Objective 1: characterizing the population genetic structure of both partners
I collected several hundred samples of M. schumanni and D. hirsuta across the Western Amazon rainforest. I developed tailor-made molecular biology protocols to isolate their DNA and RNA, and analyse them. I finally sequenced their genomes using cutting-edge technologies that were previously not available for non-model species. I am currently in the process of analysing the population genetic data in the light of the genome assemblies.

Objective 2: assessment of the specialisation of ants to their host-plants
I collected thousands of seeds across Peru, planted hundreds of them, and finally grew more than 100 seedlings of D. hirsuta. I took care of them in a common garden in the rainforest, protected them from herbivores and ants. After one year, I transplanted these seedlings to three naturally occurring Devil’s Gardens and observed the ant behaviour. Interestingly, the ants did not attack the newcomers and tolerated them all, whether the seeds were coming from a local plant or a very distant one. Therefore, the degree of specialisation of the association does not encompass the intraspecific level.

Objective 3: assessment of the impact of Devil’s Gardens on local diversity
I measured the germination success of four plant species under different conditions involving soil from Devil’s Gardens. The results indicate that D. hirsuta prevents seed germination and mould development through modifications of soil chemistry.
This project already unveiled crucial details about non-human agriculture, about ant-plant mutualisms, and particularly about the natural history of Devil’s Gardens.
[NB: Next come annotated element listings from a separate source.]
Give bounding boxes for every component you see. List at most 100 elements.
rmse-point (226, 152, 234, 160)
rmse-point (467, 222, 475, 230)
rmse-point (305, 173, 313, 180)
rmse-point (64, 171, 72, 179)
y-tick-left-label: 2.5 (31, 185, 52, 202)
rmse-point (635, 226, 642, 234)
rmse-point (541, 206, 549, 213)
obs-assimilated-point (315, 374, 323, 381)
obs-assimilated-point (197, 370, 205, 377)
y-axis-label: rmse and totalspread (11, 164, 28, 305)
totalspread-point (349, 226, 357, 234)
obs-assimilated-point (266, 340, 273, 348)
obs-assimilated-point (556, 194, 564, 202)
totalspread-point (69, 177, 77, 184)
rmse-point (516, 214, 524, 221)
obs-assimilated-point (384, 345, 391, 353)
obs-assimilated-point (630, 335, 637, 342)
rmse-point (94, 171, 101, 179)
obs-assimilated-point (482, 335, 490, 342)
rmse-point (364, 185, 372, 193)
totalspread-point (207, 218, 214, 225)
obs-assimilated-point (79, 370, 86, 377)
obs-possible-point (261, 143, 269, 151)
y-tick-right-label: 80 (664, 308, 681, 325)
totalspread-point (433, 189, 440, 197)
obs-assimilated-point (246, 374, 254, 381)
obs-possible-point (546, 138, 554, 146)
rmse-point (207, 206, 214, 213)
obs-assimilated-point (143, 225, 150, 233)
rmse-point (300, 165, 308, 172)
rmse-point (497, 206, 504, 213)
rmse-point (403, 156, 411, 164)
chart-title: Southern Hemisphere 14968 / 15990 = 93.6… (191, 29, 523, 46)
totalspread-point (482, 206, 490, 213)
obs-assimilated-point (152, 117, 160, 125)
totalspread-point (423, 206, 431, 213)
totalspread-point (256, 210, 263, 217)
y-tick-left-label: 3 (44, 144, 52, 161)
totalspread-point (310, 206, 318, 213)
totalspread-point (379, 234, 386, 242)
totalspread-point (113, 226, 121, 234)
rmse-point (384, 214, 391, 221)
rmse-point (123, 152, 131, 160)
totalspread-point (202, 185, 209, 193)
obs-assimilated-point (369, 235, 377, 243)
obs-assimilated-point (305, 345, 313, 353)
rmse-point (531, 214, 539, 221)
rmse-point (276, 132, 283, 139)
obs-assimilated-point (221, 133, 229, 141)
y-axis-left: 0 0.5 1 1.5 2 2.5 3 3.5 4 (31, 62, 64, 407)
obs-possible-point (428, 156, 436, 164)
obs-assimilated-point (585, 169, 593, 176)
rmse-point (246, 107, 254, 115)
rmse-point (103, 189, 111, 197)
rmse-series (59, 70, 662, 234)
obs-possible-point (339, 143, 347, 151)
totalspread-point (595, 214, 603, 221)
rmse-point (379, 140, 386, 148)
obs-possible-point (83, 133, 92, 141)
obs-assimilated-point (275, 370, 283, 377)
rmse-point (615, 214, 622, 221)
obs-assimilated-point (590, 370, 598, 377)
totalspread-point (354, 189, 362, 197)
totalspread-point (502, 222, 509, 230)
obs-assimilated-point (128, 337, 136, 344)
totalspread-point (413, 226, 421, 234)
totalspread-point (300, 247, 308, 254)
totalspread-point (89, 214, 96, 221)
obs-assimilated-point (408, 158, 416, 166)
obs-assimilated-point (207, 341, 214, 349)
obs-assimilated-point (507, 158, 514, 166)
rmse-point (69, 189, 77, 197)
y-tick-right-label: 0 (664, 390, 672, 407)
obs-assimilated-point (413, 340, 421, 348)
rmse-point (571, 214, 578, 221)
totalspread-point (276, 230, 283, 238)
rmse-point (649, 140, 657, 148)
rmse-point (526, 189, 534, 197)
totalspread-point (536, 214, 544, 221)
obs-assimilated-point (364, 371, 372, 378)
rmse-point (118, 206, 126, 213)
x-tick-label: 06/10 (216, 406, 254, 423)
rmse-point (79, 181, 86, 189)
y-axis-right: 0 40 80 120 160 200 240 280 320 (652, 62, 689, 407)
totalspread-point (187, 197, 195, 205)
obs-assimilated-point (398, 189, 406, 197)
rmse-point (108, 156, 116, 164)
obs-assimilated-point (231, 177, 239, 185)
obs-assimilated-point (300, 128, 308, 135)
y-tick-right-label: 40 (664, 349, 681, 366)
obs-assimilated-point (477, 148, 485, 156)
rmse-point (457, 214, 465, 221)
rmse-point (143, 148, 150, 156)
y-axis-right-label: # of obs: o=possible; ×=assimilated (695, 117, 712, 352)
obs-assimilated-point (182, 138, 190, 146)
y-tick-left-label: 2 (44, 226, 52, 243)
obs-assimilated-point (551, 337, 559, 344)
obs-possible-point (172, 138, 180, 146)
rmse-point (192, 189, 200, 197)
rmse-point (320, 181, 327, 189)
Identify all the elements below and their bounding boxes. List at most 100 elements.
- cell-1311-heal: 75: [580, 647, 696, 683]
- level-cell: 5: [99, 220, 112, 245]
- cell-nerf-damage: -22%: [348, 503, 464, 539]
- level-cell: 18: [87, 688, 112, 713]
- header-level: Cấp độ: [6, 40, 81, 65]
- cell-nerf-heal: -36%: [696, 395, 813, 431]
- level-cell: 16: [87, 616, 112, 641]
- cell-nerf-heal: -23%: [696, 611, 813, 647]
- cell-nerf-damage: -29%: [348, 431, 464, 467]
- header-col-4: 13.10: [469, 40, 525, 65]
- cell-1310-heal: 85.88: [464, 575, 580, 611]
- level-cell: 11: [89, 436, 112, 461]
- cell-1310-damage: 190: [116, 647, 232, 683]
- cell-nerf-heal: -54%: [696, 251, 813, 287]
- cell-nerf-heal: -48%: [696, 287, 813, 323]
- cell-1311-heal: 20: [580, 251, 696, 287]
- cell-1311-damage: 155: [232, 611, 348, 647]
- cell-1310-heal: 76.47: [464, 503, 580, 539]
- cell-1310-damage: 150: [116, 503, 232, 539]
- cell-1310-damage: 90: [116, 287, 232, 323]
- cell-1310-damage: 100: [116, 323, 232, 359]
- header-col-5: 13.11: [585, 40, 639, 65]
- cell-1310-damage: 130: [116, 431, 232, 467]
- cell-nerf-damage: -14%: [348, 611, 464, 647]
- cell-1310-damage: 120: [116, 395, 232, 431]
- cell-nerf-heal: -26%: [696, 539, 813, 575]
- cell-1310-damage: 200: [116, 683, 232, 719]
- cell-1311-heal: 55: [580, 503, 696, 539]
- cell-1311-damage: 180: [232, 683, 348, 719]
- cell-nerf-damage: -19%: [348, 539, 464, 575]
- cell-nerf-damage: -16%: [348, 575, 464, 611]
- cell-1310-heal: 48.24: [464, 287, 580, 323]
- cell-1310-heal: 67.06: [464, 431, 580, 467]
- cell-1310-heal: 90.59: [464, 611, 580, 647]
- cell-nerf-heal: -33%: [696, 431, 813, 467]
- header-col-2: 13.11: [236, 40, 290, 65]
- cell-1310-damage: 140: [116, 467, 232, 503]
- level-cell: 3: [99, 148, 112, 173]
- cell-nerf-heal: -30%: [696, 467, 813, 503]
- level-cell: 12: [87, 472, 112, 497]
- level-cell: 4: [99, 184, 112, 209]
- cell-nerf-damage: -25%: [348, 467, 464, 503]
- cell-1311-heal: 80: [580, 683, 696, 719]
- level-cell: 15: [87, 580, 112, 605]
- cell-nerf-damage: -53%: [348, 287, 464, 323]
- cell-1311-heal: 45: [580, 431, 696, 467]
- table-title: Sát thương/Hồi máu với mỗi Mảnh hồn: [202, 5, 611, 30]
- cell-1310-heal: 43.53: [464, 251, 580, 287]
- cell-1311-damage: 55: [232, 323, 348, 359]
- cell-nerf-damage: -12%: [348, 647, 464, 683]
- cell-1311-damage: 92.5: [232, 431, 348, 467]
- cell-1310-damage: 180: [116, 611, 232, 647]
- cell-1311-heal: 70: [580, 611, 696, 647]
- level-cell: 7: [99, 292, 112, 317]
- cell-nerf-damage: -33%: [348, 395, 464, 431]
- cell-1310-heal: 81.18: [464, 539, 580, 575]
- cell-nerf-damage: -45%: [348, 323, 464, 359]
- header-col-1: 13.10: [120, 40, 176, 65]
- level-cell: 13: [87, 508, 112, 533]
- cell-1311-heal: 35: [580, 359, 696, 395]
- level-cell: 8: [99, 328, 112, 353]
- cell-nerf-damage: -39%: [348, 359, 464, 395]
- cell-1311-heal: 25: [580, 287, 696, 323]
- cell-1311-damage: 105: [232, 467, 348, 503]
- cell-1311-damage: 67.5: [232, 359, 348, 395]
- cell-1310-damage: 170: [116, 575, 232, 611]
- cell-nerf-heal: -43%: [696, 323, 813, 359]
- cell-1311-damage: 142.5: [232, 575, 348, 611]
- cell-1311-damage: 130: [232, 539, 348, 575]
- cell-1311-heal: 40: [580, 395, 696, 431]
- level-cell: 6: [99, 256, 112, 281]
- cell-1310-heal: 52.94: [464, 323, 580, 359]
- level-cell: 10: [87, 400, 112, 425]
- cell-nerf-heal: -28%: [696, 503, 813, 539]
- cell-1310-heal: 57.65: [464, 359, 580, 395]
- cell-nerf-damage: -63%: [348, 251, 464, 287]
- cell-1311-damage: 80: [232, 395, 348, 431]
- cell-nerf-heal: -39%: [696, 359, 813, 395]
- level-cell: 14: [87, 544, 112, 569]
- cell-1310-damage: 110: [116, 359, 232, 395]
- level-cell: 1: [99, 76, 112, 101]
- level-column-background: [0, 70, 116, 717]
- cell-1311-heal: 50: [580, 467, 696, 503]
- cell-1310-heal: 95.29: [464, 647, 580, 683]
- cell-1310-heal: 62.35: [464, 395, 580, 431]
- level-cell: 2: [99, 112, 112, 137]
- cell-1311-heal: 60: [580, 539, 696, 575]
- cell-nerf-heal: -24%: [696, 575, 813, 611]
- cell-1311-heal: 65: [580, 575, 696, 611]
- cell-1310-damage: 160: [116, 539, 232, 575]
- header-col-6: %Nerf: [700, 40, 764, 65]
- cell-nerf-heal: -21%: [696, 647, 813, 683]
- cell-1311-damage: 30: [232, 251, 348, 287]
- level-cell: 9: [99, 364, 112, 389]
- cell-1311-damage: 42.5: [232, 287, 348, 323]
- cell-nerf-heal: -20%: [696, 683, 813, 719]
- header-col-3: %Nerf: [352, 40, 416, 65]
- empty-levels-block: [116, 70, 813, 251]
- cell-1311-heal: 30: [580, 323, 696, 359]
We learned that the adaptation of ants to their host is loose enough for them to accept any host-plant from the right species. These results dismiss the hypothesis of strong genetic associations between species. We also learned that both ants and plants modify Devil’s Garden environment to get rid of plant competitors and to increase protection against fungal parasites.
All the experiments started during the first phase of the project are about to come to fruition over the next weeks. The expected results will shed light on the evolutionary history of Devil’s Gardens, they will allow for the identification of the mechanisms underlying soil modification by D. hirsuta, and they will establish the consequences of environment modification for microbe biodiversity.
So far, the project led to new collaborations between laboratories in the USA, Peru, Ecuador, and Germany. I mentored three undergrad students, organised three field expeditions to the jungle for myself and other researchers, and successfully applied for additional funding for the project, thus gaining valuable experience in people and project management. Daily progress of the project is being popularised on social media, in particular through original short films.